Metrics can be used by themselves or they can be used within a Validator. Validator objects automate the cross validation process by training and testing a learner on subsets of a provided dataset. The way in which subsets are chosen is based on the algorithm that the validator is employing. For example, a K Fold validator will automatically select one of k folds of the dataset to use as a validation set and then use the rest to train the learner. It will do this for every unique fold such that the model is eventually tested on every sample in the dataset.


use Rubix\ML\CrossValidation\KFold;
use Rubix\ML\CrossValidation\Metrics\Accuracy;

// Import labeled dataset

$validator = new KFold(10);

$score = $validator->test($estimator, $dataset, new Accuracy());



Detailed information about the performance of an estimator or specific tasks can be obtained with cross validation Reports. Reports are more information-dense than metrics, but they can only be used stand-alone. As an example, we can use a Multiclass Breakdown report to show the performance of a classifier broken down by class label.

use Rubix\ML\CrossValidation\Reports\MulticlassBreakdown;

// Import labels and make predictions

$report = new MulticlassBreakdown();

$result = $report->generate($predictions, $labels);

['classes']=> array(2) {
    ['wolf']=> array(19) {
        ['accuracy']=> float(0.6)
        ['precision']=> float(0.66666666666667)
        ['recall']=> float(0.66666666666667)
        ['specificity']=> float(0.5)
        ['negative_predictive_value']=> float(0.5)
        ['false_discovery_rate']=> float(0.33333333333333)
        ['miss_rate']=> float(0.33333333333333)
        ['fall_out']=> float(0.5)
        ['false_omission_rate']=> float(0.5)
        ['f1_score']=> float(0.66666666666667)
        ['mcc']=> float(0.16666666666667)
        ['informedness']=> float(0.16666666666667)
        ['markedness']=> float(0.16666666666667)
        ['true_positives']=> int(2)
        ['true_negatives']=> int(1)
        ['false_positives']=> int(1)
        ['false_negatives']=> int(1)
        ['cardinality']=> int(3)
        ['density']=> float(0.6)

Common Problems#

Here are some common problems that cross validation can help identify.


A poorly performing model can sometimes be explained as underfiting the training data - a condition in which the learner is unable to capture the underlying pattern or trend given the model constraints. Underfitting can occur when a simple model, such as the linear one learned by Logistic Regression, is trained on data with complex non-linear processes. In such a case, either model constraints can be relaxed or a new learner with greater flexibility such as a Random Forest can be selected for the task instead. Adding more features such as by hand engineering or automatically using a transformer like Polynomial Expander can also help.


When a model performs well during training but poorly during cross validation it could be that the model has overfit the training data.

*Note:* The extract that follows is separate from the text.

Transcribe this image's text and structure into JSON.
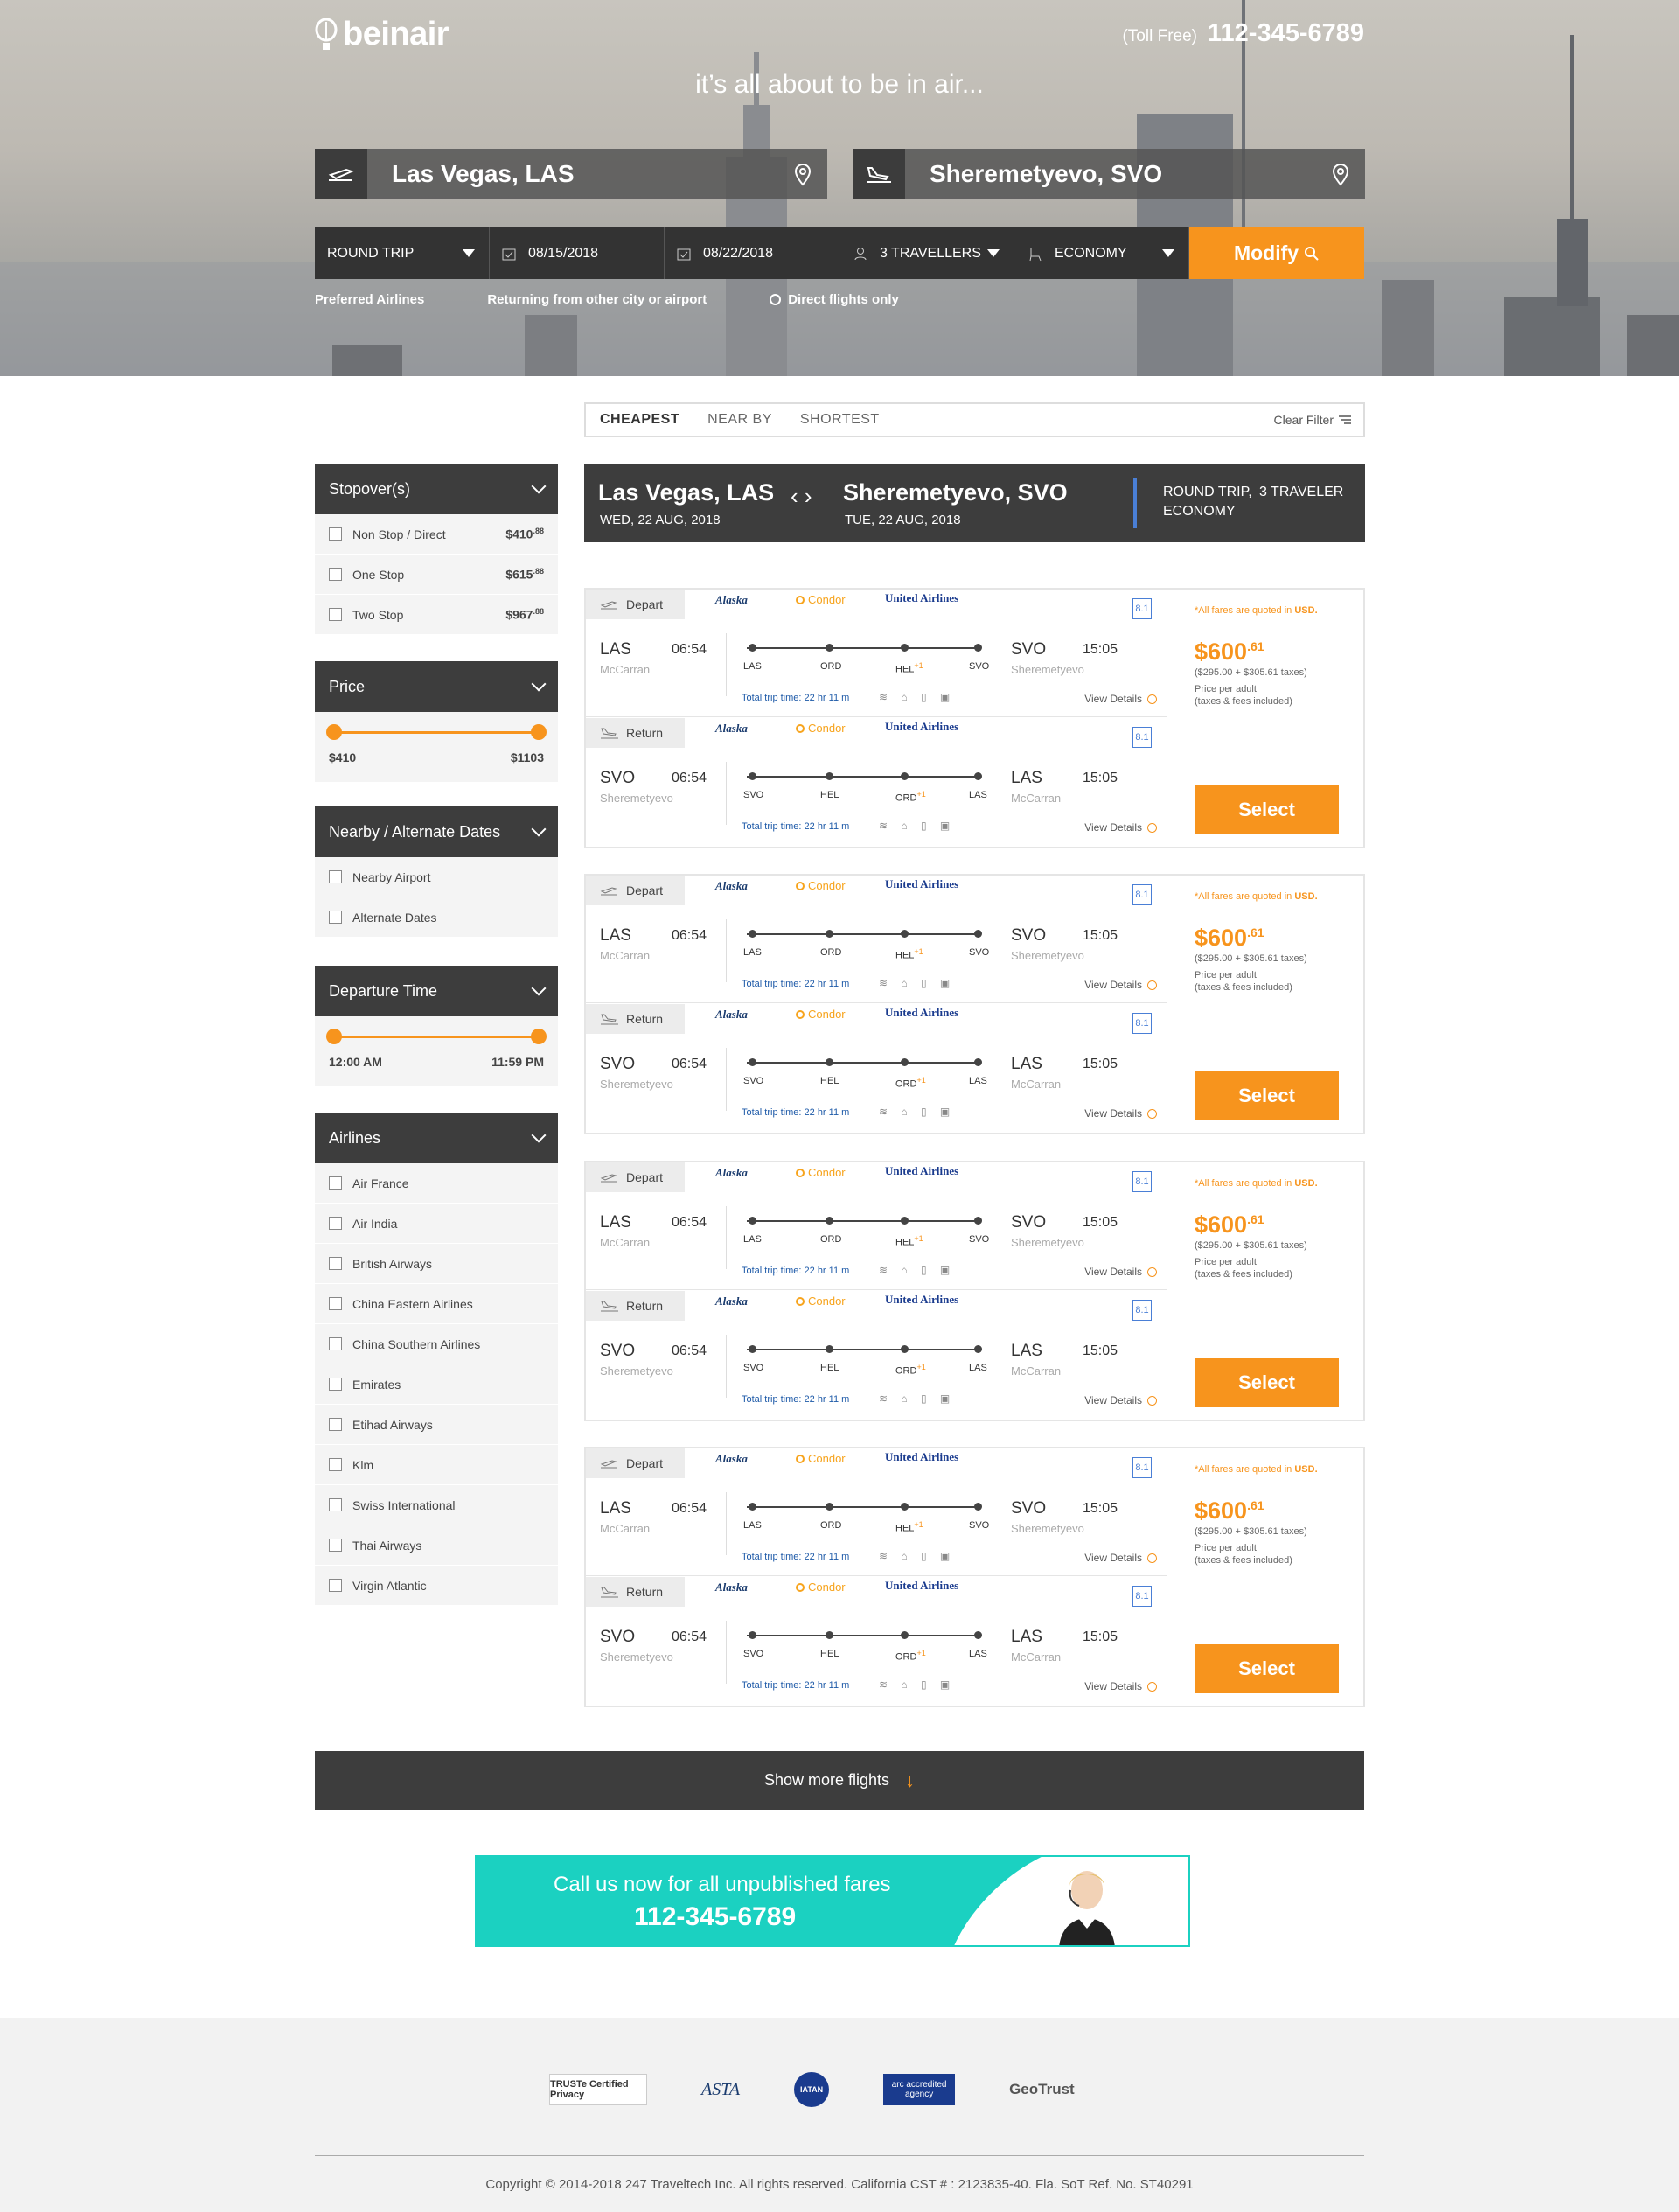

Overfitting occurs when the model conforms too closely to the training data and therefore fails to generalize well to new data or make predictions reliably. Some degree of overfitting can occur with any model, but larger more flexible models are more prone to overfitting due to their ability to memorize individual samples.

Most learners employ strategies such as regularization, early stopping, or post-pruning to reduce overfitting. In such case, overfitting can be controlled and prevented entirely. For example, some learners such as Multilayer Perceptron and Gradient Boost prevent overfitting by determining the point at which the validation score on a holdout portion of the training data starts to decrease. Adding more samples to your dataset can also help to reduce overfitting.

Selection Bias#

When a model performs well on certain samples but poorly on others it could be that the learner was trained with a dataset that exibits selection bias. Selection bias is the bias introduced when a population is disproportionally represented in a dataset. For example, if a neural network trained to classify pictures of cats and dogs is trained mostly (say 90%) with images of cats, it will likely have difficulty in the real world where cats and dogs are more equally represented.

Although selection bias is largely determined through data collection, there are a number of things that you can do within Rubix ML to ensure that unbiased data remains unbiased. For example, the stratified methods on the Labeled dataset object split and fold the dataset while maintaining the proportions of labels in each subset.